Придвинув свечу, Татарников внимательно перечел эти письма и решил их сжечь. Однако тотчас же раздумал и, бережно свернув, вложил в большой – казенного образца – плотный конверт. Обмакнув перо и немного помедлив, он, жалко улыбнувшись, четко вывел на конверте: «Харбин, до востребования, Маше Тархановой».
За стеной трижды прокуковали старинные стенные часы.Татарников прислушался. Было тихо. Дождь прошел. Умолк ветер. Чуть внятно потрескивала догорающая, оплывшая свеча. Татарников вынул из кармана крошечный, полированный, тускло поблескивавший при свете свечи браунинг и долго разглядывал на ладони его тупое и маленькое дуло. Затем он осторожно, точно хрупкую вещь, положил револьвер на стол, опять настороженно к чему-то прислушался и, лихорадочно закурив папиросу и жадно глотая дым, принялся быстро писать на листке, косо вырванном из блокнота.
«Директору Степного зерносовхоза К. А. Азарову. Прежде всего прошу извинить меня за эту покаянную записку. Отнюдь не случайно обращаюсь я в такую минуту к Вам. Передо мною лежит пистолет, который совсем недавно я должен был разрядить в Вашу голову. Сначала я не сделал этого из трусости, теперь же – из-за искреннего уважения к Вам. Вы принадлежите к породе людей удивительных, называющихся большевиками. И за это я ненавижу и уважаю Вас. Ибо и ненавидеть и уважать можно только сильных!

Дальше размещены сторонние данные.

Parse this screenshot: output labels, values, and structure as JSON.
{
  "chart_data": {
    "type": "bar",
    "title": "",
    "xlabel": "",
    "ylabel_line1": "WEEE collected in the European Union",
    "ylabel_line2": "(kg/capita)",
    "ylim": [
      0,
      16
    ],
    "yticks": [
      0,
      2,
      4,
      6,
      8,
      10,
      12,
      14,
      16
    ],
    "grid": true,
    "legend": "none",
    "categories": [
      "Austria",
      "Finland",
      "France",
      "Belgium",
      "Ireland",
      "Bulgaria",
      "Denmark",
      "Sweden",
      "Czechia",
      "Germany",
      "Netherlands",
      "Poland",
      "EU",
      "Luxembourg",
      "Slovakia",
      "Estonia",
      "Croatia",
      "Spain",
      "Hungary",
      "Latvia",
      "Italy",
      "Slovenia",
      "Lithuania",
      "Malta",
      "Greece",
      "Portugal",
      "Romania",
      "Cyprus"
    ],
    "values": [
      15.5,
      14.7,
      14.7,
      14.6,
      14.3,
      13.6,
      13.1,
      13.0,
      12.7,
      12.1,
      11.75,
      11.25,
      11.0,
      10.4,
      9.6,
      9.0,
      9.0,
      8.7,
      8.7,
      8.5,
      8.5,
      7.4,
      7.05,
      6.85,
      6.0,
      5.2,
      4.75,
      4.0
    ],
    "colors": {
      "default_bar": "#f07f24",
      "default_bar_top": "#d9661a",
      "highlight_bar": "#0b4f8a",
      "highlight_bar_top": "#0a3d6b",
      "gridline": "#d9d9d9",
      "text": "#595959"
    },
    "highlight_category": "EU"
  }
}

В Ваших руках не только настоящее, но и будущее. Вы победили. Я, как и прочие люди моего класса, пытался еще сопротивляться, однако признаюсь, что всякое сопротивление с нашей стороны теперь уже запоздало. Оно неумно, бессмысленно. Собственно, это втайне сознают все люди моего лагеря, но не у всех хватает мужества открыто признаться в этом, и потому многие из нас обольщают себя нелепыми надеждами на победу над вами. Некоторые из них продолжают бороться и, вероятно, не скоро еще сложат малонадежное свое оружие. К сожалению, я не могу разделить позиций врагов Ваших, крах которых для меня, например, очевиден. И вот я сделал вывод: ежели меня пристрелит за трезвое отношение к действительности тот же Лука Бобров, пристрелит так же тайно и ловко, как пристрелил он инженера Стрельникова, это будет нелепая и постыдная смерть. Гораздо будет честнее и проще расквитаться с собой самому. Тех же из нашего брата, у кого не хватит решимости поступить так, как поступил я – Ваш классовый враг, побежденный Вами,– тех, у кого не хватит мужества разрядить последнюю пулю в собственную башку, Вы, понятно, смирите и уничтожите по всем законам классовой справедливости.
Не судите же строго меня за возможное мое малодушие. Своим выстрелом я зачеркиваю все мое прошлое, и это не из страха перед будущим – из уважения к нему! На прощание хотелось бы крепко пожать Вашу руку, Азаров!
Алексей Татарников».Покончив с письмом, подумав немного, Татарников сделал в конце его такую приписку:«У меня одна последняя просьба. Хотелось бы, чтобы письма мои, адресованные М. Тархановой, если это возможно, были отправлены адресату – Харбин. Почтовый ящик 13/25.
А. Г.»Татарников встал и так швырнул ручку на стол, точно она обожгла ему руку. Глаза его блестели. На лбу, на висках, на переносице выступил пот.
Опять один раз прокуковали часы.Половина четвертого.Татарников взял со стола пистолет, мгновенно выпрямился, как по команде «смирно» в строю, и прикрыл глаза. Медленным движением приставив холодное дуло к виску, он нажал спусковой крючок.